The need for trusted threat intelligence is greater than ever, as 80 percent of cyber attacks are driven by highly organized crime rings in which data, tools and expertise are widely shared1. Though hackers have mobilized, their targets have not. A majority (65 percent) of in-house cybersecurity teams use multiple sources of trusted and untrusted external intelligence to fight attackers2.
The X-Force Exchange builds on IBM’s tremendous scale in security intelligence, integrating its powerful portfolio of deep threat data research and technologies like QRadar, thousands of global clients, and acumen of a worldwide network of security analysts and experts from IBM Managed Security Services. Leveraging the open and powerful infrastructure of cloud, users can collaborate and tap into multiple data sources, including:
- One of the largest and most complete catalogs of vulnerabilities in the world;
- Threat information based on monitoring of more than 15 billion monitored security events per day;
- Malware threat intelligence from a network of 270 million endpoints;
- Threat information based on over 25 billion web pages and images;
- Deep intelligence on more than 8 million spam and phishing attacks;
- Reputation data on nearly 1 million malicious IP addresses.
Today, the X-Force Exchange features over 700 terabytes of raw aggregated data supplied by IBM. This will continue to grow, be updated and shared as the platform can add up to a thousand malicious indicators every hour. This data includes real-time information which is critical to the battle against cybercrime.
“The IBM X-Force Exchange platform will foster collaboration on a scale necessary to counter the rapidly rising and sophisticated threats that companies are facing from cybercriminals,” said Brendan Hannigan, General Manager, IBM Security. “We’re taking the lead by opening up our own deep and global network of cyberthreat research, customers, technologies and experts. By inviting the industry to join our efforts and share their own intelligence, we’re aiming to accelerate the formation of the networks and relationships we need to fight hackers."
Open, Automated and Social Threat Sharing
Built by IBM Security, the IBM X-Force Exchange is a new, cloud-based platform that allows organizations to easily collaborate on security incidents, as well as benefit from the ongoing contributions of IBM experts and community members. Since the beta launch of the X-Force Exchange, numerous early adopters have joined the community.

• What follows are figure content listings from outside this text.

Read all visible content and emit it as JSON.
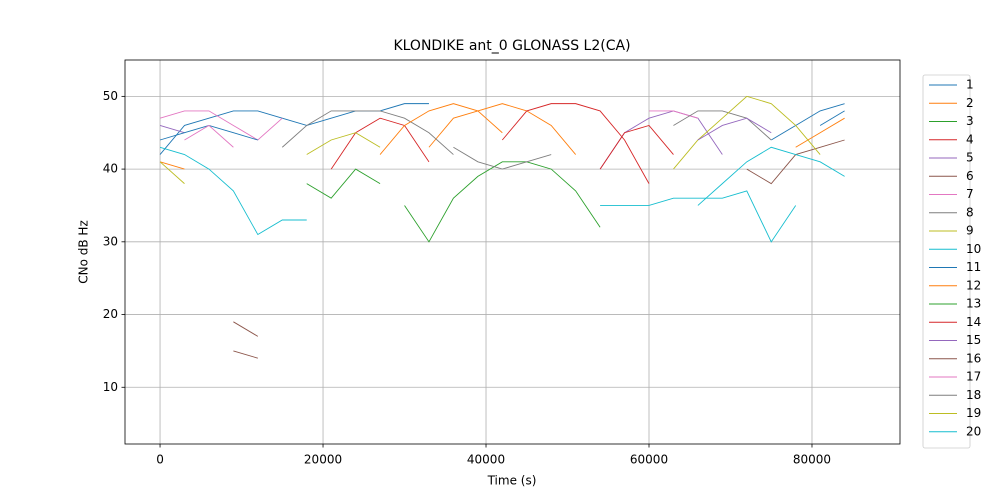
{
  "chart_data": {
    "type": "line",
    "title": "KLONDIKE ant_0 GLONASS L2(CA)",
    "x_label": "Time (s)",
    "y_label": "CNo dB Hz",
    "x": [
      0,
      3000,
      6000,
      9000,
      12000,
      15000,
      18000,
      21000,
      24000,
      27000,
      30000,
      33000,
      36000,
      39000,
      42000,
      45000,
      48000,
      51000,
      54000,
      57000,
      60000,
      63000,
      66000,
      69000,
      72000,
      75000,
      78000,
      81000,
      84000
    ],
    "xlim": [
      -4300,
      90800
    ],
    "xticks": [
      0,
      20000,
      40000,
      60000,
      80000
    ],
    "ylim": [
      2.2,
      55
    ],
    "yticks": [
      10,
      20,
      30,
      40,
      50
    ],
    "grid": true,
    "legend": "outside right",
    "series": [
      {
        "name": "1",
        "color": "#1f77b4",
        "values": [
          42,
          46,
          47,
          48,
          48,
          47,
          46,
          47,
          48,
          48,
          49,
          49,
          null,
          null,
          null,
          null,
          null,
          null,
          null,
          null,
          null,
          null,
          null,
          null,
          null,
          44,
          46,
          48,
          49
        ]
      },
      {
        "name": "2",
        "color": "#ff7f0e",
        "values": [
          41,
          40,
          null,
          null,
          null,
          null,
          null,
          null,
          null,
          null,
          null,
          43,
          47,
          48,
          49,
          48,
          46,
          42,
          null,
          null,
          null,
          null,
          null,
          null,
          null,
          null,
          43,
          45,
          47
        ]
      },
      {
        "name": "3",
        "color": "#2ca02c",
        "values": [
          null,
          null,
          null,
          null,
          null,
          null,
          null,
          null,
          null,
          null,
          35,
          30,
          36,
          39,
          41,
          41,
          40,
          37,
          32,
          null,
          null,
          null,
          null,
          null,
          null,
          null,
          null,
          null,
          null
        ]
      },
      {
        "name": "4",
        "color": "#d62728",
        "values": [
          null,
          null,
          null,
          null,
          null,
          null,
          null,
          40,
          45,
          47,
          46,
          41,
          null,
          null,
          44,
          48,
          49,
          49,
          48,
          44,
          38,
          null,
          null,
          null,
          null,
          null,
          null,
          null,
          null
        ]
      },
      {
        "name": "5",
        "color": "#9467bd",
        "values": [
          46,
          45,
          null,
          null,
          null,
          null,
          null,
          null,
          null,
          null,
          null,
          null,
          null,
          null,
          null,
          null,
          null,
          null,
          40,
          45,
          47,
          48,
          47,
          42,
          null,
          null,
          null,
          null,
          null
        ]
      },
      {
        "name": "6",
        "color": "#8c564b",
        "values": [
          null,
          null,
          null,
          15,
          14,
          null,
          null,
          null,
          null,
          null,
          null,
          null,
          null,
          null,
          null,
          null,
          null,
          null,
          null,
          null,
          null,
          null,
          null,
          null,
          40,
          38,
          42,
          43,
          44
        ]
      },
      {
        "name": "7",
        "color": "#e377c2",
        "values": [
          47,
          48,
          48,
          46,
          44,
          47,
          null,
          null,
          null,
          null,
          null,
          null,
          null,
          null,
          null,
          null,
          null,
          null,
          null,
          null,
          48,
          48,
          47,
          null,
          null,
          null,
          null,
          null,
          null
        ]
      },
      {
        "name": "8",
        "color": "#7f7f7f",
        "values": [
          null,
          null,
          null,
          null,
          null,
          43,
          46,
          48,
          48,
          48,
          47,
          45,
          42,
          null,
          null,
          null,
          null,
          null,
          null,
          null,
          null,
          46,
          48,
          48,
          47,
          44,
          null,
          null,
          null
        ]
      },
      {
        "name": "9",
        "color": "#bcbd22",
        "values": [
          41,
          38,
          null,
          null,
          null,
          null,
          null,
          null,
          null,
          null,
          null,
          null,
          null,
          null,
          null,
          null,
          null,
          null,
          null,
          null,
          null,
          40,
          44,
          47,
          50,
          49,
          46,
          42,
          null
        ]
      },
      {
        "name": "10",
        "color": "#17becf",
        "values": [
          43,
          42,
          40,
          37,
          31,
          33,
          33,
          null,
          null,
          null,
          null,
          null,
          null,
          null,
          null,
          null,
          null,
          null,
          null,
          null,
          null,
          null,
          35,
          38,
          41,
          43,
          42,
          41,
          39
        ]
      },
      {
        "name": "11",
        "color": "#1f77b4",
        "values": [
          44,
          45,
          46,
          45,
          44,
          null,
          null,
          null,
          null,
          null,
          null,
          null,
          null,
          null,
          null,
          null,
          null,
          null,
          null,
          null,
          null,
          null,
          null,
          null,
          null,
          null,
          null,
          46,
          48
        ]
      },
      {
        "name": "12",
        "color": "#ff7f0e",
        "values": [
          null,
          null,
          null,
          null,
          null,
          null,
          null,
          null,
          null,
          42,
          46,
          48,
          49,
          48,
          45,
          null,
          null,
          null,
          null,
          null,
          null,
          null,
          null,
          null,
          null,
          null,
          null,
          null,
          null
        ]
      },
      {
        "name": "13",
        "color": "#2ca02c",
        "values": [
          null,
          null,
          null,
          null,
          null,
          null,
          38,
          36,
          40,
          38,
          null,
          null,
          null,
          null,
          null,
          null,
          null,
          null,
          null,
          null,
          null,
          null,
          null,
          null,
          null,
          null,
          null,
          null,
          null
        ]
      },
      {
        "name": "14",
        "color": "#d62728",
        "values": [
          null,
          null,
          null,
          null,
          null,
          null,
          null,
          null,
          null,
          null,
          null,
          null,
          null,
          null,
          null,
          null,
          null,
          null,
          40,
          45,
          46,
          42,
          null,
          null,
          null,
          null,
          null,
          null,
          null
        ]
      },
      {
        "name": "15",
        "color": "#9467bd",
        "values": [
          null,
          null,
          null,
          null,
          null,
          null,
          null,
          null,
          null,
          null,
          null,
          null,
          null,
          null,
          null,
          null,
          null,
          null,
          null,
          null,
          null,
          null,
          44,
          46,
          47,
          45,
          null,
          null,
          null
        ]
      },
      {
        "name": "16",
        "color": "#8c564b",
        "values": [
          null,
          null,
          null,
          19,
          17,
          null,
          null,
          null,
          null,
          null,
          null,
          null,
          null,
          null,
          null,
          null,
          null,
          null,
          null,
          null,
          null,
          null,
          null,
          null,
          null,
          null,
          null,
          null,
          null
        ]
      },
      {
        "name": "17",
        "color": "#e377c2",
        "values": [
          null,
          44,
          46,
          43,
          null,
          null,
          null,
          null,
          null,
          null,
          null,
          null,
          null,
          null,
          null,
          null,
          null,
          null,
          null,
          null,
          null,
          null,
          null,
          null,
          null,
          null,
          null,
          null,
          null
        ]
      },
      {
        "name": "18",
        "color": "#7f7f7f",
        "values": [
          null,
          null,
          null,
          null,
          null,
          null,
          null,
          null,
          null,
          null,
          null,
          null,
          43,
          41,
          40,
          41,
          42,
          null,
          null,
          null,
          null,
          null,
          null,
          null,
          null,
          null,
          null,
          null,
          null
        ]
      },
      {
        "name": "19",
        "color": "#bcbd22",
        "values": [
          null,
          null,
          null,
          null,
          null,
          null,
          42,
          44,
          45,
          43,
          null,
          null,
          null,
          null,
          null,
          null,
          null,
          null,
          null,
          null,
          null,
          null,
          null,
          null,
          null,
          null,
          null,
          null,
          null
        ]
      },
      {
        "name": "20",
        "color": "#17becf",
        "values": [
          null,
          null,
          null,
          null,
          null,
          null,
          null,
          null,
          null,
          null,
          null,
          null,
          null,
          null,
          null,
          null,
          null,
          null,
          35,
          35,
          35,
          36,
          36,
          36,
          37,
          30,
          35,
          null,
          null
        ]
      }
    ]
  }
}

By freely consuming, sharing and acting on real-time threat intelligence from their networks and IBM’s own repository of known threat intelligence, users can identify and help stop threats via:
- A collaborative, social interface to easily interact with and validate information from industry peers, analysts and researchers;
- Volumes of intelligence from multiple third parties, the depth and breadth of which will continue to grow as the platform’s user base grows;
- A collections tool to easily organize and annotate findings, bringing priority information to the forefront;
- Open, web-based access built for security analysts and researchers;
- A library of APIs to facilitate programmatic queries between the platform, machines and applications; allowing businesses to operationalize threat intelligence and take action.
Within the platform, IBM will provide future support for STIX and TAXII, the emerging standard for automated threat intelligence sharing, for easy extraction and sharing of information to and from the exchange, as well as seamless integration into existing security systems.
Putting Cyber-Threats in Context
For the first time, organizations can directly interact with IBM security analysts and researchers, as well as their industry peers, via the platform to validate findings and expose them to other companies fighting cyber-crime.
For example, a security researcher might discover a new malware domain, noting it as malicious within the platform. From there, a security analyst at another company could find this domain from his or her network on the exchange, consulting with other analysts and experts to validate its danger. The analyst would then apply blocking rules to his or her own company’s digital presence, stopping malicious traffic, and – via the platform – would rapidly alert the organization’s Chief Information Security Officer (CISO) about the threat. The CISO would then add this malicious traffic source to a public collection on the platform, sharing with industry peers to quickly contain and stop the threat before it can infect other companies.